In part 1 and part 2 I discussed a paper on face recognition and the methods it relies on. Recall, each 100×100 gray scale image is a table of 100×100 = 10,000 numbers that can be rearranged into a 10,000-vector or a point in the 10,000-dimensional Euclidean space. As we discovered in part 2, using the closedness of these points as a measurement of similarity between images ignores the way the pixels are attached to each other. A deeper problem is that unless the two images are aligned first, there is no way to use this representation to discover that they depict the same or similar thing. The proper term for this alignment is image registration.

The similarity between images represented this way will be entirely based on their overlap. As result, the distance can be large even between images that we would consider similar. In part 2 we had examples of one-pixel images. More realistic examples are these:

• image with an object in one corner onewith the same object in another corner;
• image of a cross and the same cross turned 45 degrees;
• etc.

Back to face identification. As the faces are points in the 10,000-dimensional space, these points should be grouped somehow. The point is that all images of the same individual should belong to one group and not any other. It is common to consider “clusters” of points, i.e., groups formed of point close to each other. This was discussed above.

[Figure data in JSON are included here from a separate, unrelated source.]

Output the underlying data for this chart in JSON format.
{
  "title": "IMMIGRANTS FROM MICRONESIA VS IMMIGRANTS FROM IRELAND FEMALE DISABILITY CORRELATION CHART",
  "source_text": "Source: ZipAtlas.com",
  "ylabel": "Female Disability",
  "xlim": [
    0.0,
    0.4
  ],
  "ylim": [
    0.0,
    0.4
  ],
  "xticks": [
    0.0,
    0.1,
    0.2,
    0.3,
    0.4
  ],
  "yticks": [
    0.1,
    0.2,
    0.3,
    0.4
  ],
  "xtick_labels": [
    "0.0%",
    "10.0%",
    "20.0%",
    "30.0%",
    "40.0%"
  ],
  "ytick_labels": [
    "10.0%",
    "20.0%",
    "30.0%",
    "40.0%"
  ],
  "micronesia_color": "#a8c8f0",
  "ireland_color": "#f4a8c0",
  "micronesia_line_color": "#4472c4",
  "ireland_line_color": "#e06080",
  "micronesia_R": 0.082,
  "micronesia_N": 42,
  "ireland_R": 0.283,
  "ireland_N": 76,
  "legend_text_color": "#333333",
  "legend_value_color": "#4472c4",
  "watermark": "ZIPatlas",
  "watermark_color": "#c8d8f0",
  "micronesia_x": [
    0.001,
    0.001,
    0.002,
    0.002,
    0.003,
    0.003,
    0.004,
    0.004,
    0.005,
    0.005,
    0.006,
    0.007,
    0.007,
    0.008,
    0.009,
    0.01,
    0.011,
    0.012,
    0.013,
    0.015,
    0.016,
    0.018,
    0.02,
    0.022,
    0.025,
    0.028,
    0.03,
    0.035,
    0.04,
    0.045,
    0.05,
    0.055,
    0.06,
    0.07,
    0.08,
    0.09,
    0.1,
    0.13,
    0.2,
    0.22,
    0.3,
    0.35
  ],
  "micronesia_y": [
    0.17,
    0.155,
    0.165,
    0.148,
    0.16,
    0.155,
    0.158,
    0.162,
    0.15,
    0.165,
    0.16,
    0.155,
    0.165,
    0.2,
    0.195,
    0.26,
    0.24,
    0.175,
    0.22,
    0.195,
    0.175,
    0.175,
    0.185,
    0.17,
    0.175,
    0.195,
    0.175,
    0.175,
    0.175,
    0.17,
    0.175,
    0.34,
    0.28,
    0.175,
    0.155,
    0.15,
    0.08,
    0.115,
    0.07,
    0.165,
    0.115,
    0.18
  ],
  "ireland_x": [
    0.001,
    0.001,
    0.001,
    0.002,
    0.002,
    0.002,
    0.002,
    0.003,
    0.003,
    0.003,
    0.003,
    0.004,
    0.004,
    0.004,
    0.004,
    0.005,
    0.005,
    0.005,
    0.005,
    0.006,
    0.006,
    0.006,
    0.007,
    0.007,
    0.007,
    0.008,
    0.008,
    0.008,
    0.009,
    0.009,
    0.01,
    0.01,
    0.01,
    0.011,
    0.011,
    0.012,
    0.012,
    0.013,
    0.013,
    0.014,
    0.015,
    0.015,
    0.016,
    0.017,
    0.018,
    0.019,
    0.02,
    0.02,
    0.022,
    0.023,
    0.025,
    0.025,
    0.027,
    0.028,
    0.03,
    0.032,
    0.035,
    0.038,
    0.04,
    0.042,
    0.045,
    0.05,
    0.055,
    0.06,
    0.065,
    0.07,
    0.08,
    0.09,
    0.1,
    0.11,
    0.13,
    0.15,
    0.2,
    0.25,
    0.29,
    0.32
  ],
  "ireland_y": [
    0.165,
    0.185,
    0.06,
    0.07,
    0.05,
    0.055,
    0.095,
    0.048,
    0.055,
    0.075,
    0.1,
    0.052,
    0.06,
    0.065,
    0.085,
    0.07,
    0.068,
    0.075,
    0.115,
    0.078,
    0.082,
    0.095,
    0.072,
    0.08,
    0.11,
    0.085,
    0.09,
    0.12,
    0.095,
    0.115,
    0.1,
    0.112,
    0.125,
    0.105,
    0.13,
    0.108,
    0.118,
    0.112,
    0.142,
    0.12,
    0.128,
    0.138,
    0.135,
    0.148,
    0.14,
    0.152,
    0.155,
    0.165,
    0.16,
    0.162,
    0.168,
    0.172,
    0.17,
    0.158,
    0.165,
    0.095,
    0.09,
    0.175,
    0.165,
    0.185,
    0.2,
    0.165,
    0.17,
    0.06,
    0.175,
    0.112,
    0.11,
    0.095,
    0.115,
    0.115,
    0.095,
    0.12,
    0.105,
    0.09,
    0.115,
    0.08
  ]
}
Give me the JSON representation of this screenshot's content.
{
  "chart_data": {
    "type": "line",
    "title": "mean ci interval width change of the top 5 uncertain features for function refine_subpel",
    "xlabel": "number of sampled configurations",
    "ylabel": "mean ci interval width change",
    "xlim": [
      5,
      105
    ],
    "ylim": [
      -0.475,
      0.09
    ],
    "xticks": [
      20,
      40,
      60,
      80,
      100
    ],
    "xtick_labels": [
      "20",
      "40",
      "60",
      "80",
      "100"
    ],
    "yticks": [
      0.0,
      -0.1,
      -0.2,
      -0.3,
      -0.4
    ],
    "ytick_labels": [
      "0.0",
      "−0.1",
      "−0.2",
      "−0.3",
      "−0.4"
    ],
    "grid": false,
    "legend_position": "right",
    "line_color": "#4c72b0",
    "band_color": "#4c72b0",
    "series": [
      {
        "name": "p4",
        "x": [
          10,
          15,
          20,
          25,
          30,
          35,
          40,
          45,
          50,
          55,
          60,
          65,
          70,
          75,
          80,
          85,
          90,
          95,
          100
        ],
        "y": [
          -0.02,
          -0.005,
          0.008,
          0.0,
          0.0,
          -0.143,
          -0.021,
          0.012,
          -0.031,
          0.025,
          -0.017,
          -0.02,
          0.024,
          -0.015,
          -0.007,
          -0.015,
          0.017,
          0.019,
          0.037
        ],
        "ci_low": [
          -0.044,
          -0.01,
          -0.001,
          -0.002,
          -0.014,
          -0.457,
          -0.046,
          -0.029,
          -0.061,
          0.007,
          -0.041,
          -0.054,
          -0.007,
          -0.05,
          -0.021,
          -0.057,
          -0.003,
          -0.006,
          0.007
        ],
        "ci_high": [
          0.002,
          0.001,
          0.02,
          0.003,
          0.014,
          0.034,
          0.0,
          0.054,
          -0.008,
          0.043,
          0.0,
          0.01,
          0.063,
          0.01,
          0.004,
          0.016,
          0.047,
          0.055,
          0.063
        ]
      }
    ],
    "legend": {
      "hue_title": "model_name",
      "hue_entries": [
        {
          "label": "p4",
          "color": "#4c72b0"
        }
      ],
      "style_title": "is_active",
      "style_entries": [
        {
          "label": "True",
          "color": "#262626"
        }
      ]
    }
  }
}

Now, in this paper the approach is different: a new point (the face to be identified) is represented as a linear combination of all other points (all faces in the collection).

As we know from linear algebra, this implies the following. (1) the entire collection has to be linearly dependent, (2) you can find a subcollection that adds up to 0! In other words, everything cancels out and you end up with a blank photo. Is it possible? If the dimension is low or the collection is large (the images are small relative to the number of images), maybe. What if the collection is small? (It is small – see below.) It seems unlikely. Why do I think so? Consider this very extreme case: you may need the negative for each face to cancel it: same shape with dark vs. light hair, skin, eyes, teeth (!).…

Second, the new image in the collection has to be a linear combination of training images of the same person. In other words, any image of person A is represented as a linear combination of other images of A in the collection, ideally. (More likely this image is supposed to be closer to the linear space spanned by these images.) The approach could only work under the assumption that people are linearly independent:

No face in the collection can be represented as a linear combination of the rest of the faces.

It’s a bold assumption.

If it is true, then the challenge is to make the algorithm efficient enough. The idea is that you don’t need all of those pixels/features and they in fact could be random. That must be the point of the paper.

The testing was done on two collections with several thousand images each. That sounds OK, but the number of individuals in these collections was 38 and 114!

To summarize, there is nothing wrong with the theory but its assumptions are unproven and the results are untested.

P.S. It’s strange but after so many years computer vision still looks like an academic discipline and not an industry.